Anonymous hackers claim to have obtained 12 million iPhone and iPad IDs from FBI computer
Hackers associated with the group Anonymous claimed to have obtained 12 million Apple unique device identifiers (UDID) from an FBI computer. A faction of the group that call themselves AntiSec posted instruction on how to access 1 million Apple UDIDs on the public bulletin board Pastebin. The group reported the hack via Twitter, using an Anonymous account.
An Apple UDID is a string of numbers and letters that identifies individual iPhones and iPads. The numbers are used to determine which devices are approved for content, including apps in beta tests.
Antisec claims that it breached the laptop of FBI special agent Christopher K. Stangl. The group says a spreadsheet on Stangl's computer contained a list over 12 million Apple devices and included UDIDs, user names, name of device, type of device, Apple push notification service tokens, zip codes, mobile phone numbers and addresses.
The hacking group says the file it posted online contains: the Apple device UDID, Apple push notification service "devtoken," the device name and device type.

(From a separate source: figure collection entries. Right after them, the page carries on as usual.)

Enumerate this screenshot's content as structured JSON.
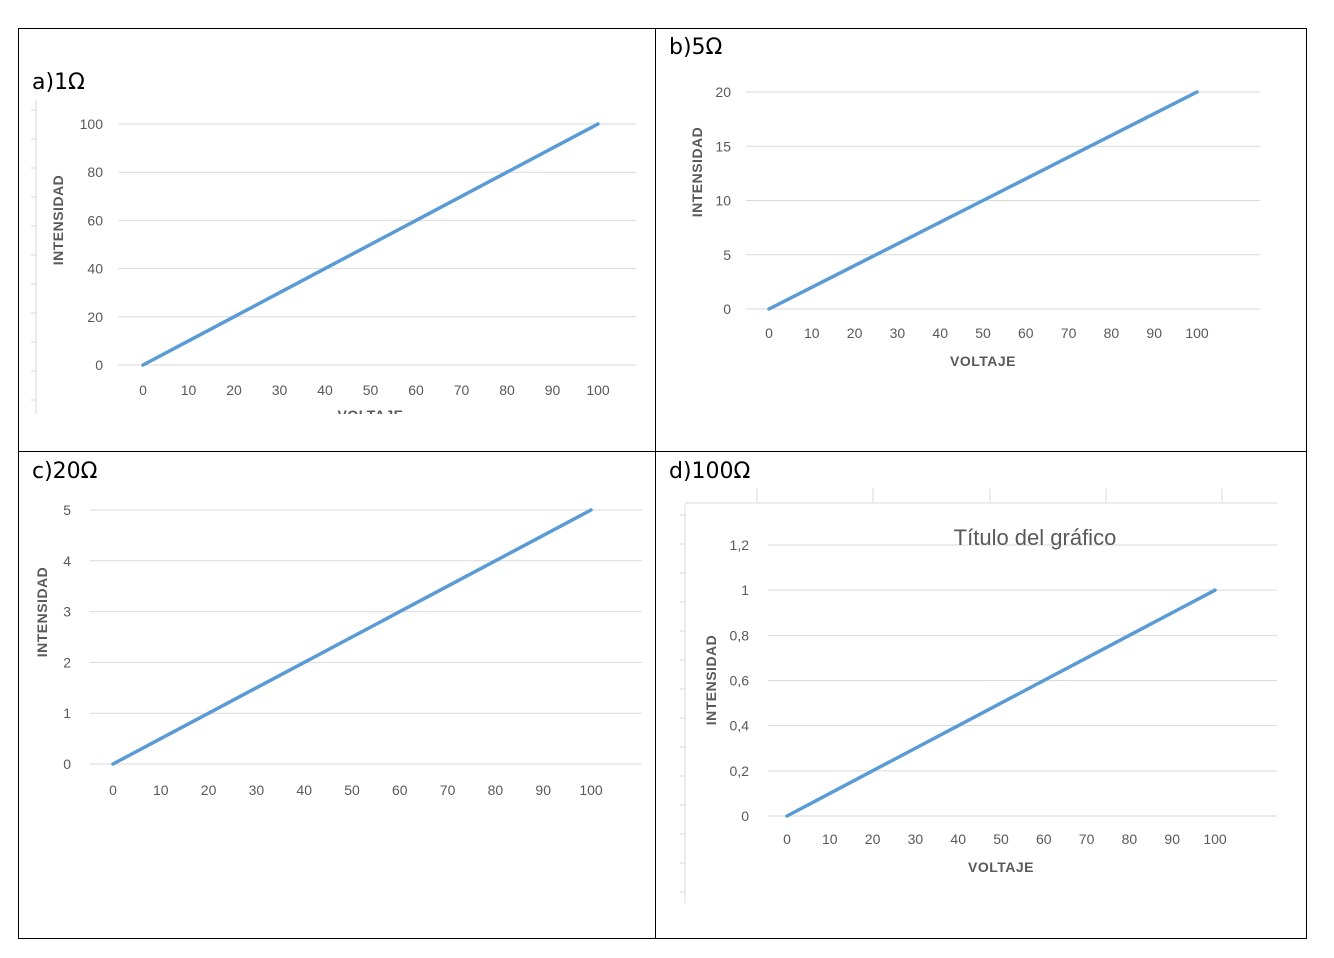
{
  "chart_data": [
    {
      "type": "line",
      "panel_label": "a)1Ω",
      "x": [
        0,
        10,
        20,
        30,
        40,
        50,
        60,
        70,
        80,
        90,
        100
      ],
      "series": [
        {
          "values": [
            0,
            10,
            20,
            30,
            40,
            50,
            60,
            70,
            80,
            90,
            100
          ],
          "color": "#5b9bd5"
        }
      ],
      "ylim": [
        0,
        100
      ],
      "yticks": [
        0,
        20,
        40,
        60,
        80,
        100
      ],
      "ytick_labels": [
        "0",
        "20",
        "40",
        "60",
        "80",
        "100"
      ],
      "xlabel": "VOLTAJE",
      "ylabel": "INTENSIDAD",
      "title": "",
      "grid": true
    },
    {
      "type": "line",
      "panel_label": "b)5Ω",
      "x": [
        0,
        10,
        20,
        30,
        40,
        50,
        60,
        70,
        80,
        90,
        100
      ],
      "series": [
        {
          "values": [
            0,
            2,
            4,
            6,
            8,
            10,
            12,
            14,
            16,
            18,
            20
          ],
          "color": "#5b9bd5"
        }
      ],
      "ylim": [
        0,
        20
      ],
      "yticks": [
        0,
        5,
        10,
        15,
        20
      ],
      "ytick_labels": [
        "0",
        "5",
        "10",
        "15",
        "20"
      ],
      "xlabel": "VOLTAJE",
      "ylabel": "INTENSIDAD",
      "title": "",
      "grid": true
    },
    {
      "type": "line",
      "panel_label": "c)20Ω",
      "x": [
        0,
        10,
        20,
        30,
        40,
        50,
        60,
        70,
        80,
        90,
        100
      ],
      "series": [
        {
          "values": [
            0,
            0.5,
            1,
            1.5,
            2,
            2.5,
            3,
            3.5,
            4,
            4.5,
            5
          ],
          "color": "#5b9bd5"
        }
      ],
      "ylim": [
        0,
        5
      ],
      "yticks": [
        0,
        1,
        2,
        3,
        4,
        5
      ],
      "ytick_labels": [
        "0",
        "1",
        "2",
        "3",
        "4",
        "5"
      ],
      "xlabel": "",
      "ylabel": "INTENSIDAD",
      "title": "",
      "grid": true
    },
    {
      "type": "line",
      "panel_label": "d)100Ω",
      "x": [
        0,
        10,
        20,
        30,
        40,
        50,
        60,
        70,
        80,
        90,
        100
      ],
      "series": [
        {
          "values": [
            0,
            0.1,
            0.2,
            0.3,
            0.4,
            0.5,
            0.6,
            0.7,
            0.8,
            0.9,
            1
          ],
          "color": "#5b9bd5"
        }
      ],
      "ylim": [
        0,
        1.2
      ],
      "yticks": [
        0,
        0.2,
        0.4,
        0.6,
        0.8,
        1,
        1.2
      ],
      "ytick_labels": [
        "0",
        "0,2",
        "0,4",
        "0,6",
        "0,8",
        "1",
        "1,2"
      ],
      "xlabel": "VOLTAJE",
      "ylabel": "INTENSIDAD",
      "title": "Título del gráfico",
      "grid": true
    }
  ]
}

So why target the FBI and Apple now?
Antisec claims that the FBI has been using the Apple UDID to track people. However, the group did not cite any incidents to back its allegations. Another possible cause for the hack is that Antisec feels that it has been unfairly targeted. The group says of the FBI: "They decided to hunt us down and jail our friends."
Antisec is referring to several cases of hackers who have been arrested worldwide, including several men associated with the group LulzSec in the U.K. and Arizona.

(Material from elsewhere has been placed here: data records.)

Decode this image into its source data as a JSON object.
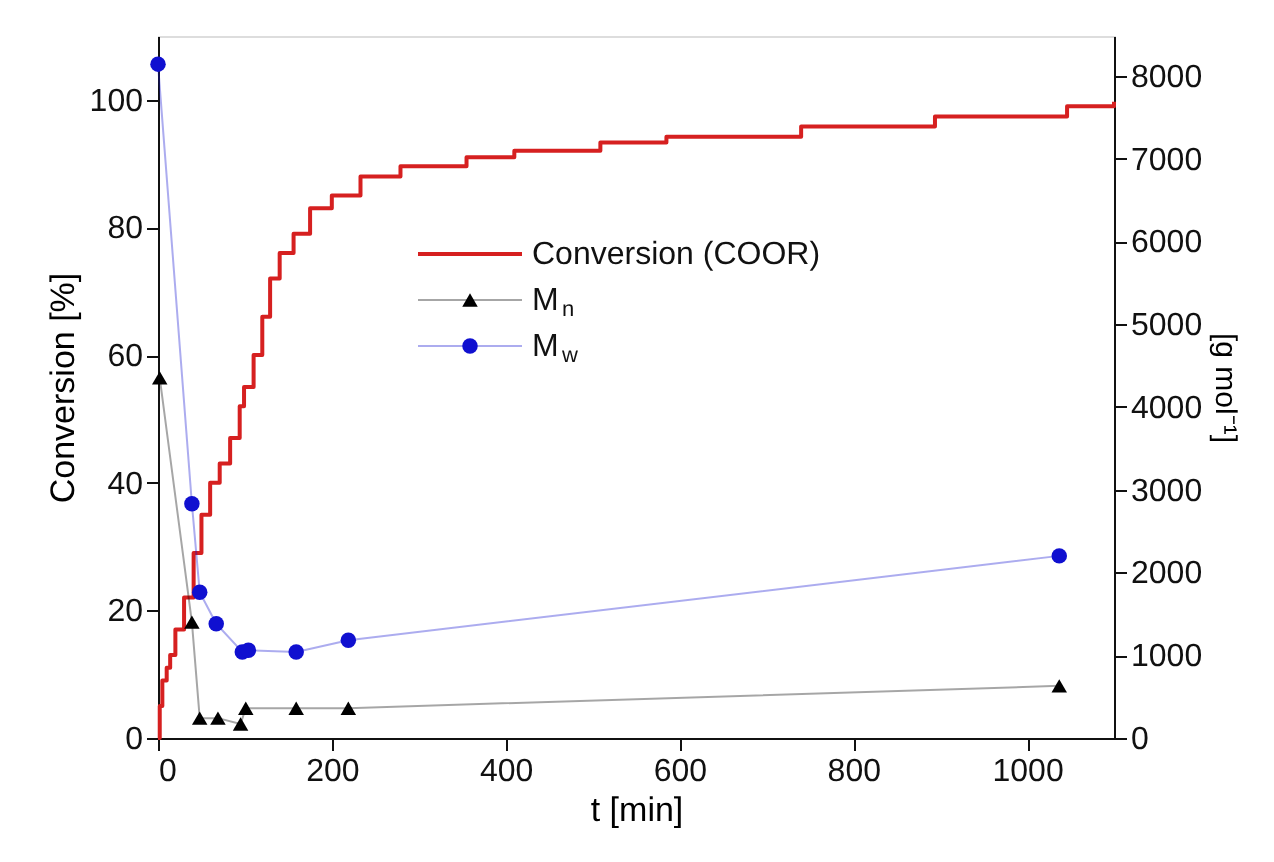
{
  "chart_data": {
    "type": "line",
    "xlabel": "t [min]",
    "ylabel": "Conversion [%]",
    "y2label": "[g mol⁻¹]",
    "xlim": [
      0,
      1100
    ],
    "xticks": [
      0,
      200,
      400,
      600,
      800,
      1000
    ],
    "ylim": [
      0,
      110
    ],
    "yticks": [
      0,
      20,
      40,
      60,
      80,
      100
    ],
    "y2lim": [
      0,
      8480
    ],
    "y2ticks": [
      0,
      1000,
      2000,
      3000,
      4000,
      5000,
      6000,
      7000,
      8000
    ],
    "grid": false,
    "legend": "top",
    "series": [
      {
        "name": "Conversion (COOR)",
        "type": "step",
        "color": "#d62020",
        "marker": "none",
        "x": [
          0,
          2,
          5,
          10,
          14,
          20,
          30,
          41,
          50,
          60,
          71,
          83,
          94,
          99,
          110,
          120,
          129,
          140,
          156,
          175,
          200,
          233,
          279,
          355,
          410,
          509,
          585,
          740,
          894,
          1046,
          1100
        ],
        "values": [
          0,
          5,
          9,
          11,
          13,
          17,
          22,
          29,
          35,
          40,
          43,
          47,
          52,
          55,
          60,
          66,
          72,
          76,
          79,
          83,
          85,
          88,
          89.6,
          91,
          92,
          93.3,
          94.2,
          95.8,
          97.4,
          99,
          99.7
        ]
      },
      {
        "name": "M$_{n}$",
        "axis": "y2",
        "color": "#000000",
        "marker": "triangle",
        "x": [
          2,
          39,
          48,
          69,
          95,
          101,
          159,
          219,
          1037
        ],
        "values": [
          4350,
          1400,
          240,
          240,
          170,
          360,
          360,
          360,
          630
        ]
      },
      {
        "name": "M$_{w}$",
        "axis": "y2",
        "color": "#1010d0",
        "marker": "circle",
        "x": [
          0,
          39,
          48,
          67,
          97,
          104,
          159,
          219,
          1037
        ],
        "values": [
          8140,
          2830,
          1760,
          1380,
          1040,
          1060,
          1040,
          1180,
          2200
        ]
      }
    ]
  }
}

LulzSec made headlines when it claimed responsibility for stealing the account information of over 77 million members of Sony's PlayStation Network. The group's 50-day hacking spree began in May 2011 with a database of "X Factor" contestants.

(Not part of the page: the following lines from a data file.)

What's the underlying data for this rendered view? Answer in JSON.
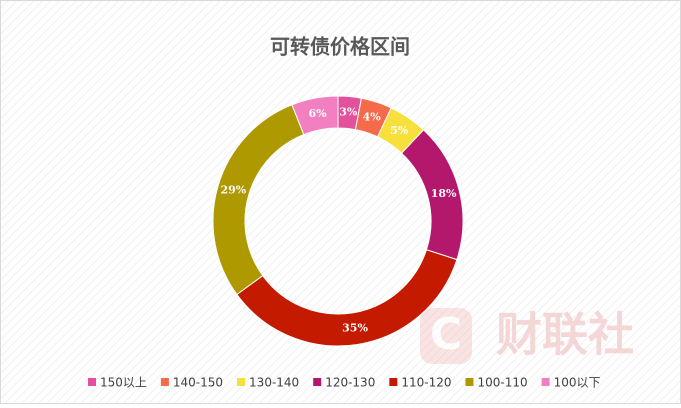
{
  "chart_data": {
    "type": "donut",
    "title": "可转债价格区间",
    "categories": [
      "150以上",
      "140-150",
      "130-140",
      "120-130",
      "110-120",
      "100-110",
      "100以下"
    ],
    "values": [
      3,
      4,
      5,
      18,
      35,
      29,
      6
    ],
    "value_labels": [
      "3%",
      "4%",
      "5%",
      "18%",
      "35%",
      "29%",
      "6%"
    ],
    "colors": [
      "#e3509b",
      "#f46a4b",
      "#f7e03c",
      "#b3186c",
      "#c41a00",
      "#ae9900",
      "#f280c0"
    ],
    "legend": "bottom",
    "watermark": "财联社"
  }
}
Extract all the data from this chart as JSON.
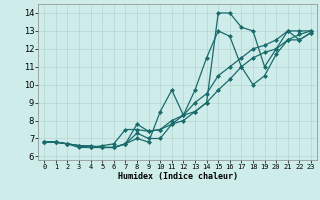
{
  "xlabel": "Humidex (Indice chaleur)",
  "bg_color": "#cdecea",
  "grid_color": "#b8d4d2",
  "line_color": "#1a6b6b",
  "marker": "D",
  "markersize": 2.0,
  "linewidth": 0.9,
  "xlim": [
    -0.5,
    23.5
  ],
  "ylim": [
    5.8,
    14.5
  ],
  "xticks": [
    0,
    1,
    2,
    3,
    4,
    5,
    6,
    7,
    8,
    9,
    10,
    11,
    12,
    13,
    14,
    15,
    16,
    17,
    18,
    19,
    20,
    21,
    22,
    23
  ],
  "yticks": [
    6,
    7,
    8,
    9,
    10,
    11,
    12,
    13,
    14
  ],
  "lines": [
    {
      "x": [
        0,
        1,
        2,
        3,
        4,
        5,
        6,
        7,
        8,
        9,
        10,
        11,
        12,
        13,
        14,
        15,
        16,
        17,
        18,
        19,
        20,
        21,
        22,
        23
      ],
      "y": [
        6.8,
        6.8,
        6.7,
        6.6,
        6.5,
        6.5,
        6.5,
        6.7,
        7.8,
        7.4,
        7.5,
        7.8,
        8.0,
        8.5,
        9.0,
        9.7,
        10.3,
        11.0,
        11.5,
        11.8,
        12.0,
        12.5,
        12.8,
        13.0
      ]
    },
    {
      "x": [
        0,
        1,
        2,
        3,
        4,
        5,
        6,
        7,
        8,
        9,
        10,
        11,
        12,
        13,
        14,
        15,
        16,
        17,
        18,
        19,
        20,
        21,
        22,
        23
      ],
      "y": [
        6.8,
        6.8,
        6.7,
        6.5,
        6.5,
        6.6,
        6.7,
        7.5,
        7.5,
        7.4,
        7.5,
        8.0,
        8.3,
        9.0,
        9.5,
        10.5,
        11.0,
        11.5,
        12.0,
        12.2,
        12.5,
        13.0,
        13.0,
        13.0
      ]
    },
    {
      "x": [
        0,
        1,
        2,
        3,
        4,
        5,
        6,
        7,
        8,
        9,
        10,
        11,
        12,
        13,
        14,
        15,
        16,
        17,
        18,
        19,
        20,
        21,
        22,
        23
      ],
      "y": [
        6.8,
        6.8,
        6.7,
        6.6,
        6.5,
        6.5,
        6.5,
        6.7,
        7.3,
        7.0,
        7.0,
        7.8,
        8.3,
        9.7,
        11.5,
        13.0,
        12.7,
        11.0,
        10.0,
        10.5,
        11.7,
        12.5,
        12.5,
        12.9
      ]
    },
    {
      "x": [
        0,
        1,
        2,
        3,
        4,
        5,
        6,
        7,
        8,
        9,
        10,
        11,
        12,
        13,
        14,
        15,
        16,
        17,
        18,
        19,
        20,
        21,
        22,
        23
      ],
      "y": [
        6.8,
        6.8,
        6.7,
        6.6,
        6.6,
        6.5,
        6.5,
        6.7,
        7.0,
        6.8,
        8.5,
        9.7,
        8.3,
        8.5,
        9.0,
        14.0,
        14.0,
        13.2,
        13.0,
        11.0,
        12.0,
        13.0,
        12.5,
        12.9
      ]
    }
  ]
}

The group also claimed responsibility for later hacking into Sony Pictures Entertainment and accessing 1 million accounts. Sony reported 37,500 accounts were actually breached. LulzSec also claimed to have hacked the Central Intelligence Agency, U.S. Senate and Public Broadcasting Service websites.
Anonymous is known mostly for attacks on the Church of Scientology, Visa and Mastercard in protest of the companies blocking payments to Wikileaks and the websites of the U.S. Department of Justice, FBI, Motion Picture Association of America (MPAA) and Recording Industry Association of American (RIAA), among others.
The FBI did not immediately respond to CBS News' request for comment.